Fostering

Interruptions

There have been some big interruptions lately! Jobs interrupted. School interrupted. Occasions interrupted. Sports interrupted. Routines interrupted.

How are you dealing with it? What keeps you grounded in the midst of all the change and interruption? Do you live in a place of fear of what’s next? Do you withdraw to avoid the next change? Do you worry constantly about everybody and everything? You can choose your response. Looking for the blessings and choosing not to sweat the small stuff can make a big difference as we face the future.

Dealing with change is not my favourite… I’ve shared that before. In the midst of these big interruptions which I feel I’m handling fairly well, the little interruptions are driving me crazy!

I can handle that the kids are home from school… but do they have to ask me something every five minutes… all day… no matter what I’m doing! I can handle that hubby doesn’t have work anymore… but why does his routine mess up mine! I can handle not going out… until I remember this means my favourite weekly coffee doesn’t happen. And for the record… I don’t miss sports at all!!

How do you deal with interruptions?

This is a small glimpse of what children in Foster Care deal with. They live in a space of life interrupted. For many of them interruption is just normal. Their homelife was interrupted. The parenting they should have received was interrupted. School was interrupted. Friendships were interrupted. Then they come in to care and we hope to provide stability for them. But a new home and Foster parents is an interruption. As Caseworkers change it is an interruption. And now Covid-19 has provided yet another interruption.

For our kids interruption has been the norm. They talk of where they lived, the schools they attended, the people that have cared for them so casually. Yet my heart breaks for the lack of consistency. They seem to be dealing with it all fairly well. And yet…
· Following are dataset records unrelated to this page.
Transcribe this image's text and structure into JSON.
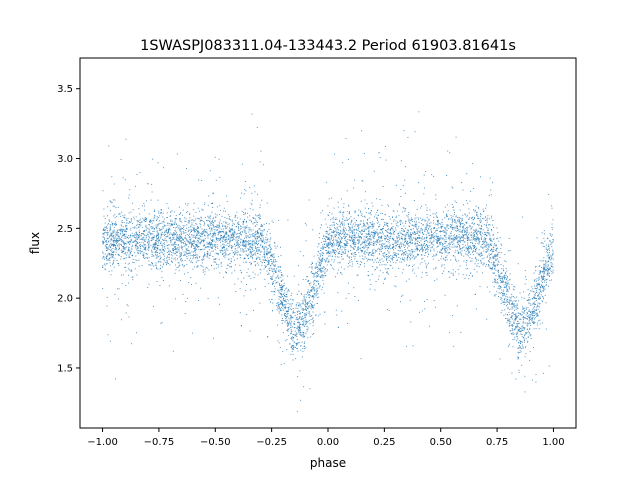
{
  "chart_data": {
    "type": "scatter",
    "title": "1SWASPJ083311.04-133443.2 Period 61903.81641s",
    "xlabel": "phase",
    "ylabel": "flux",
    "xlim": [
      -1.1,
      1.1
    ],
    "ylim": [
      1.07,
      3.72
    ],
    "xticks": [
      "−1.00",
      "−0.75",
      "−0.50",
      "−0.25",
      "0.00",
      "0.25",
      "0.50",
      "0.75",
      "1.00"
    ],
    "xtick_values": [
      -1,
      -0.75,
      -0.5,
      -0.25,
      0,
      0.25,
      0.5,
      0.75,
      1
    ],
    "yticks": [
      "1.5",
      "2.0",
      "2.5",
      "3.0",
      "3.5"
    ],
    "ytick_values": [
      1.5,
      2.0,
      2.5,
      3.0,
      3.5
    ],
    "grid": false,
    "marker_color": "#1f77b4",
    "binned_phase": [
      -1.0,
      -0.95,
      -0.9,
      -0.85,
      -0.8,
      -0.75,
      -0.7,
      -0.65,
      -0.6,
      -0.55,
      -0.5,
      -0.45,
      -0.4,
      -0.35,
      -0.3,
      -0.25,
      -0.2,
      -0.15,
      -0.1,
      -0.05,
      0.0,
      0.05,
      0.1,
      0.15,
      0.2,
      0.25,
      0.3,
      0.35,
      0.4,
      0.45,
      0.5,
      0.55,
      0.6,
      0.65,
      0.7,
      0.75,
      0.8,
      0.85,
      0.9,
      0.95,
      1.0
    ],
    "binned_flux": [
      2.37,
      2.42,
      2.42,
      2.42,
      2.42,
      2.42,
      2.42,
      2.42,
      2.42,
      2.42,
      2.42,
      2.42,
      2.42,
      2.42,
      2.42,
      2.23,
      1.99,
      1.75,
      1.89,
      2.13,
      2.37,
      2.42,
      2.42,
      2.42,
      2.42,
      2.42,
      2.42,
      2.42,
      2.42,
      2.42,
      2.42,
      2.42,
      2.42,
      2.42,
      2.42,
      2.23,
      1.99,
      1.75,
      1.89,
      2.13,
      2.37
    ]
  }
}
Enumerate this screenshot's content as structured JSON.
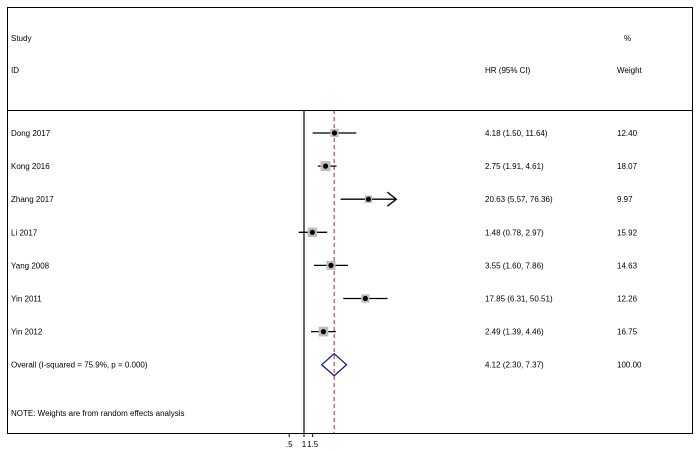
{
  "header": {
    "study": "Study",
    "id": "ID",
    "hr_ci": "HR (95% CI)",
    "percent": "%",
    "weight": "Weight"
  },
  "note": "NOTE: Weights are from random effects analysis",
  "colors": {
    "line": "#000000",
    "box": "#bdbdbd",
    "ref_line": "#a0302c",
    "diamond": "#1a1a7a"
  },
  "chart_data": {
    "type": "forest",
    "xaxis": {
      "ticks": [
        0.5,
        1,
        1.5
      ],
      "tick_labels": [
        ".5",
        "1",
        "1.5"
      ],
      "null_value": 1
    },
    "pooled_line_value": 4.12,
    "studies": [
      {
        "label": "Dong 2017",
        "hr": 4.18,
        "lower": 1.5,
        "upper": 11.64,
        "hr_text": "4.18 (1.50, 11.64)",
        "weight": 12.4,
        "weight_text": "12.40",
        "arrow_right": false
      },
      {
        "label": "Kong 2016",
        "hr": 2.75,
        "lower": 1.91,
        "upper": 4.61,
        "hr_text": "2.75 (1.91, 4.61)",
        "weight": 18.07,
        "weight_text": "18.07",
        "arrow_right": false
      },
      {
        "label": "Zhang 2017",
        "hr": 20.63,
        "lower": 5.57,
        "upper": 76.36,
        "hr_text": "20.63 (5.57, 76.36)",
        "weight": 9.97,
        "weight_text": "9.97",
        "arrow_right": true
      },
      {
        "label": "Li 2017",
        "hr": 1.48,
        "lower": 0.78,
        "upper": 2.97,
        "hr_text": "1.48 (0.78, 2.97)",
        "weight": 15.92,
        "weight_text": "15.92",
        "arrow_right": false
      },
      {
        "label": "Yang 2008",
        "hr": 3.55,
        "lower": 1.6,
        "upper": 7.86,
        "hr_text": "3.55 (1.60, 7.86)",
        "weight": 14.63,
        "weight_text": "14.63",
        "arrow_right": false
      },
      {
        "label": "Yin 2011",
        "hr": 17.85,
        "lower": 6.31,
        "upper": 50.51,
        "hr_text": "17.85 (6.31, 50.51)",
        "weight": 12.26,
        "weight_text": "12.26",
        "arrow_right": false
      },
      {
        "label": "Yin 2012",
        "hr": 2.49,
        "lower": 1.39,
        "upper": 4.46,
        "hr_text": "2.49 (1.39, 4.46)",
        "weight": 16.75,
        "weight_text": "16.75",
        "arrow_right": false
      }
    ],
    "overall": {
      "label": "Overall  (I-squared = 75.9%, p = 0.000)",
      "hr": 4.12,
      "lower": 2.3,
      "upper": 7.37,
      "hr_text": "4.12 (2.30, 7.37)",
      "weight": 100.0,
      "weight_text": "100.00"
    }
  }
}
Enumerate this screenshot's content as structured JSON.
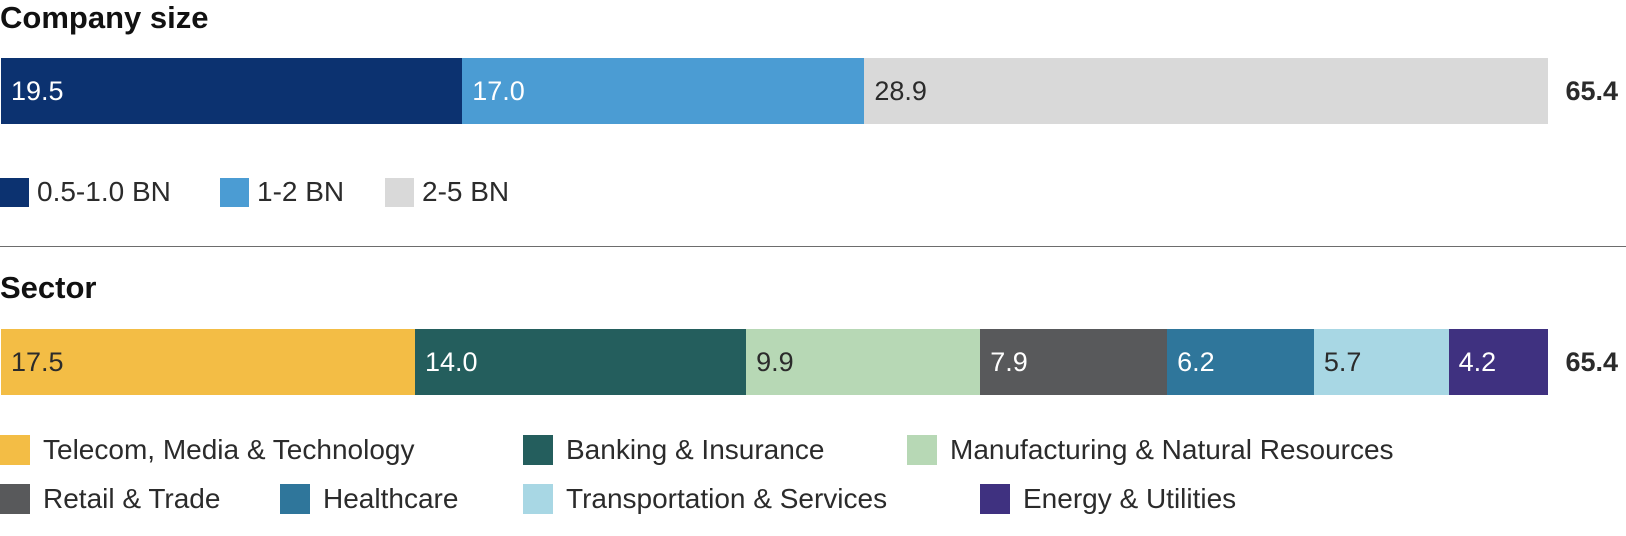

  • Maybe their lack of attachment to stuff is a defense mechanism since they have no idea how long they’ll have it. Owning things has been interrupted.
  • Maybe the nonchalance about friends is a way of coping with the changes they expect to come. Knowing people has been interrupted.
  • Maybe the need for constant reminders about the normal routines is because they’ve never had “normal” routines long enough for them to become the norm. Stability has been interrupted.
  • Maybe the need to know what the next meal will be comes from a place where the next meal wasn’t a sure thing. Nutrition has been interrupted.
  • Maybe they live expecting the next interruption.

It’s also Good Friday. A significant day in the calendar of faith. I think of what an interruption this day was for the disciples. Their hopes and dreams were interrupted. The days events did not fit in their idea of what Jesus was supposed to do. Their long awaited Messiah was dead… They sat in that space for a couple days. Let’s allow ourselves to process what interruption means for all of us. We know from history that Jesus death was followed by his resurrection. That event changed the world at that time. We don’t know what the world will look like after Covid-19. We are living in the days of interruption.

So as we wrestle with the new normal caused by the recent interruption of Covid-19 I hope we all look with new eyes at those who face insecurities as a normal part of life. Count your blessings as you wrestle with interruption because it is new to you! Be thankful for the consistency you enjoyed and let’s continue to hope that better days will return. This season of interruption may have given you a new level of empathy for those who lack the stability you enjoyed. What are you going to do with that new information?

Did you count how many times I used the word interrupt? 😉 Was it starting to annoy you?